Comme l’a indiqué M. Ivan Zakine devant la commission, " les critiques sont rarissimes à l’égard du comportement des agents de l’administration pénitentiaire. Il n’en va pas de même à l’égard des services de police. Cela s’explique notamment par le fait que les agents de l’administration pénitentiaire vivent longtemps leur relation avec les détenus. Par conséquent, ils ne peuvent pas impunément se comporter brutalement à l’égard de quelqu’un qu’ils côtoieront souvent pendant de longues années. "
Mais, comme le montre l’exemple de la maison d’arrêt de Beauvais, des comportements inadmissibles ne sont malheureusement pas exclus. Ces violences ne sont réprimées qu’avec beaucoup de retard par l’administration pénitentiaire.

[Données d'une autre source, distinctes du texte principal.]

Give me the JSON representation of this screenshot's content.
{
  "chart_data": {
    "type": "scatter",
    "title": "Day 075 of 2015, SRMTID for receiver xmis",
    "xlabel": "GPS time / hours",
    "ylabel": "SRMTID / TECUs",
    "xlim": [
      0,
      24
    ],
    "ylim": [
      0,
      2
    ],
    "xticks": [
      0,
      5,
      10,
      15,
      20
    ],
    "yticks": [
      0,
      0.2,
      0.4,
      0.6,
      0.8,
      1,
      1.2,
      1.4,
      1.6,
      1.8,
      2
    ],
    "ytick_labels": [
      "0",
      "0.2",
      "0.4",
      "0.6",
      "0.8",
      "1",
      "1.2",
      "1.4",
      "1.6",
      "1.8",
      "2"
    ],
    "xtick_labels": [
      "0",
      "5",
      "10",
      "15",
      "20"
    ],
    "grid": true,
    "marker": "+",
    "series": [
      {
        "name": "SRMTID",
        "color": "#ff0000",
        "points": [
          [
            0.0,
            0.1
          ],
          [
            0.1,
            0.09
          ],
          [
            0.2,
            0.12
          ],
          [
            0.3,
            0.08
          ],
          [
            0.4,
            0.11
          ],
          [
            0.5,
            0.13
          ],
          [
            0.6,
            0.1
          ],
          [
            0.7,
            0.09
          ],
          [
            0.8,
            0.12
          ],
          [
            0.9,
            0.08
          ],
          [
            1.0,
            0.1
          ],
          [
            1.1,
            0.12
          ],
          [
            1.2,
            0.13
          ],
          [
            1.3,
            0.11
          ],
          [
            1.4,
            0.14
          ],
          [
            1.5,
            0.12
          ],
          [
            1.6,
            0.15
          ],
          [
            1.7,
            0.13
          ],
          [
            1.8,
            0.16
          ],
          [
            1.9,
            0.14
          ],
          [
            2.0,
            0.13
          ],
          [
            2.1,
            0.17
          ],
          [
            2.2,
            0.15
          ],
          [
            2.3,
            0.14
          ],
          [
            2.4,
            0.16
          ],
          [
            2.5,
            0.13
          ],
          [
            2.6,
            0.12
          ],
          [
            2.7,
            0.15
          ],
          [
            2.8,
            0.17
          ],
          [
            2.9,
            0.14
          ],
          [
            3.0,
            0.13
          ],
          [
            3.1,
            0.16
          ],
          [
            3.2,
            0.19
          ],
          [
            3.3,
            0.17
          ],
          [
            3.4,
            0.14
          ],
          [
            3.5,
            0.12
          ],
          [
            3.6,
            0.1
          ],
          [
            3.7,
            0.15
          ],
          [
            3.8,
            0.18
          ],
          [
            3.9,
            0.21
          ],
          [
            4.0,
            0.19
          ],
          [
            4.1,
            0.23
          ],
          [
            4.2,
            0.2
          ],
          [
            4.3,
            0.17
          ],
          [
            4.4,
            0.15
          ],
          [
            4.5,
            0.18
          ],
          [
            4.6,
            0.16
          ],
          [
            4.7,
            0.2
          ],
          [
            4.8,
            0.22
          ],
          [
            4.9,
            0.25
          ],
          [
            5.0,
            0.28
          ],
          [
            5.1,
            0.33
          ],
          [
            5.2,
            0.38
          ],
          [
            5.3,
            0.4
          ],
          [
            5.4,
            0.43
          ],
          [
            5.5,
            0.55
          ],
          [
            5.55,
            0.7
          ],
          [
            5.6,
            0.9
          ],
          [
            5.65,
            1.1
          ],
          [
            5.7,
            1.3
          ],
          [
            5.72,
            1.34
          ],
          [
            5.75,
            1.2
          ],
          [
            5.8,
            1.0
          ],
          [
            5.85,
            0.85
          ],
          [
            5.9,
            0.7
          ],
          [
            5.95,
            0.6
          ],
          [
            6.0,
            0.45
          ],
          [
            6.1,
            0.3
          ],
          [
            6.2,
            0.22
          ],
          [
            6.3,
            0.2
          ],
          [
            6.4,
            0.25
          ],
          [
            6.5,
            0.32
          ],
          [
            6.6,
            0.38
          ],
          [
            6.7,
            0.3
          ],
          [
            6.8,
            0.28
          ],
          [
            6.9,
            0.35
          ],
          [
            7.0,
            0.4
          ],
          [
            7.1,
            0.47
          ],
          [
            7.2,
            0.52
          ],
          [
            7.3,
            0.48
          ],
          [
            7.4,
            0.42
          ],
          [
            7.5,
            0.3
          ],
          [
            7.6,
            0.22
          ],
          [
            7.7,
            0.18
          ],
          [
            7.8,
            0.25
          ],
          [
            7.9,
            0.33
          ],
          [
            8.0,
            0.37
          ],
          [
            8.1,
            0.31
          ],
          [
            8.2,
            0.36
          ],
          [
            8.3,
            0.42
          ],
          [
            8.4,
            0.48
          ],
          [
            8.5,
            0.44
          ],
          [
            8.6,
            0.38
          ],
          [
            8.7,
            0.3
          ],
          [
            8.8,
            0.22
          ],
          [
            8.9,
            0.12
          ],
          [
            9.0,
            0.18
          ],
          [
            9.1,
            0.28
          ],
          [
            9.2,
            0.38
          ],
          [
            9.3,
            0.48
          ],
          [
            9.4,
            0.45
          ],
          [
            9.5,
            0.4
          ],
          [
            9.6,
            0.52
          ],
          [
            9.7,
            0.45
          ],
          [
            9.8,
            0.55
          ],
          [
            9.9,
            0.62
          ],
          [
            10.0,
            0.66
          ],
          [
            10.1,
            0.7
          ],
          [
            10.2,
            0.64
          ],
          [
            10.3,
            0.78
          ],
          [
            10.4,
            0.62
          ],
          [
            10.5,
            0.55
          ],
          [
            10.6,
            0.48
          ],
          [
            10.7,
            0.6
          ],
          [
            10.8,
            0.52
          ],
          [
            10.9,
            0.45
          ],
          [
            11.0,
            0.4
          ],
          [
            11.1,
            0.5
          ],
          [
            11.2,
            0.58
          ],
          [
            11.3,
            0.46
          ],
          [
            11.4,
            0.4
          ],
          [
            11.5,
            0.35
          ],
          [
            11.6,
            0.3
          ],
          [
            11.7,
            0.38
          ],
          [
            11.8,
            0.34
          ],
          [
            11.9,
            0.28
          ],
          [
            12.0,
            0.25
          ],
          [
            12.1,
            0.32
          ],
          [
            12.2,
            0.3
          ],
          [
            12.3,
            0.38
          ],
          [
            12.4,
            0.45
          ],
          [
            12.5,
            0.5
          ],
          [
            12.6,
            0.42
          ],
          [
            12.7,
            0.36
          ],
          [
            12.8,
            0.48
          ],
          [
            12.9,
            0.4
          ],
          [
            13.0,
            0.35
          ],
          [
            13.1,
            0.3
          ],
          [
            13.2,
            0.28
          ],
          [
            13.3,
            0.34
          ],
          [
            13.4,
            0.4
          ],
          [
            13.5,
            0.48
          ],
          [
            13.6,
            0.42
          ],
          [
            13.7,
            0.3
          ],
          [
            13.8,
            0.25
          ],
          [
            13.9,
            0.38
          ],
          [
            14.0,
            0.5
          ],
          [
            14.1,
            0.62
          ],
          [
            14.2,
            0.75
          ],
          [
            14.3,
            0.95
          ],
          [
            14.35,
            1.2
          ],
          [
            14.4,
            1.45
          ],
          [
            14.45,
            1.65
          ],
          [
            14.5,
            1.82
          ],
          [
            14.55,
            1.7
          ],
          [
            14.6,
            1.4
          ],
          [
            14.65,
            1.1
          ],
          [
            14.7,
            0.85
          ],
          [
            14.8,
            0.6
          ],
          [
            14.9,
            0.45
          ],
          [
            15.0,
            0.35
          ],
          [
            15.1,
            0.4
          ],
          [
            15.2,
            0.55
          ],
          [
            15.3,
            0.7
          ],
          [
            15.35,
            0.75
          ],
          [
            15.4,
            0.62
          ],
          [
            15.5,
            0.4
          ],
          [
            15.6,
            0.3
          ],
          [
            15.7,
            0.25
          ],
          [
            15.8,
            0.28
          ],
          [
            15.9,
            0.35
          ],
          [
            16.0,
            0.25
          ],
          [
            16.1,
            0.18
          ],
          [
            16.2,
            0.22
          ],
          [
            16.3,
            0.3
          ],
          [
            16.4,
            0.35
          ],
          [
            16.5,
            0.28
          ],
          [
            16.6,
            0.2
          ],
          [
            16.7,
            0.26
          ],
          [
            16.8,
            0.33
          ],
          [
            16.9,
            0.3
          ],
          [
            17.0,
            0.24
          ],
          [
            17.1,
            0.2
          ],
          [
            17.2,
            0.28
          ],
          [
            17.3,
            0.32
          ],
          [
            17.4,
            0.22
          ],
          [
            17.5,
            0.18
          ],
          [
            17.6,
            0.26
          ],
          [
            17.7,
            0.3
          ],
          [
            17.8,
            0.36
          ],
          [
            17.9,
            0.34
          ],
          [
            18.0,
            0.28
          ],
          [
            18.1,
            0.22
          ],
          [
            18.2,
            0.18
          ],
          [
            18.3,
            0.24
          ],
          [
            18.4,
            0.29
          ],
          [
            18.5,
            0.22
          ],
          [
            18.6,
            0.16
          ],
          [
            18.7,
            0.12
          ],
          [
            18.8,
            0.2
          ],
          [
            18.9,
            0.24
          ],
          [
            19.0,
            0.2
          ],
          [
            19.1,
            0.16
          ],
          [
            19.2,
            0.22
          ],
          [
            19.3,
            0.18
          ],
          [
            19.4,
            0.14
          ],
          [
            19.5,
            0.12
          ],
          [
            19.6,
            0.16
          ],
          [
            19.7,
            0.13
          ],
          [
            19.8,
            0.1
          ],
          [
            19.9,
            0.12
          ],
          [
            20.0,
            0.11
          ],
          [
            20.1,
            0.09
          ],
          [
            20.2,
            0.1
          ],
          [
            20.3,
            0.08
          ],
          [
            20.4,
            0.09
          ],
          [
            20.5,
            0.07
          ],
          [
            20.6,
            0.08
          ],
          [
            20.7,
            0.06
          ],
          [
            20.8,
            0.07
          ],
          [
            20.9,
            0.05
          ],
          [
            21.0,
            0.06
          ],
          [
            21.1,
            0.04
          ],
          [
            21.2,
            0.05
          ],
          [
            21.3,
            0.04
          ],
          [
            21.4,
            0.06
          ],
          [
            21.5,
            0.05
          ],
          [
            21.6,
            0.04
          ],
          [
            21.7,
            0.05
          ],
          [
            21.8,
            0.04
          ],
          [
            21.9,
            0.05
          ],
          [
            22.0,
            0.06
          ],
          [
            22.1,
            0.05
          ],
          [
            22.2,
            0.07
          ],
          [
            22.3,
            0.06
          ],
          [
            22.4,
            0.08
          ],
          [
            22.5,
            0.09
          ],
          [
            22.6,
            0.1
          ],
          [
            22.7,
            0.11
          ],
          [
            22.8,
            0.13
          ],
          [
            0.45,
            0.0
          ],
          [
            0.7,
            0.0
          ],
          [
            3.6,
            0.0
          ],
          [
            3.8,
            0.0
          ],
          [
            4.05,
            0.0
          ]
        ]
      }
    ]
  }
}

Un fort esprit de corps, le sentiment d’être incompris, poussent un bon nombre de surveillants, même s’ils désapprouvent les dérapages de la très petite minorité de " brebis galeuses ", à fermer les yeux.
Dans une administration très hiérarchisée, la loi du silence fait partie intégrante de la " culture pénitentiaire ". L’article 40 du code de procédure pénale, obligeant tout fonctionnaire à transmettre au procureur de la République les " renseignements, procès-verbaux et actes " relatifs à la connaissance d’un crime ou d’un délit, est parfois mal connu et encore plus rarement invoqué.
Cependant, tant le Garde des sceaux que la directrice de l’administration pénitentiaire ont insisté devant la commission sur le taux élevé de sanctions prises à l’égard du personnel : 260 pour 26.000 personnes. Plusieurs chefs d’établissement ont été discrètement suspendus et des cadres ont été rétrogradés.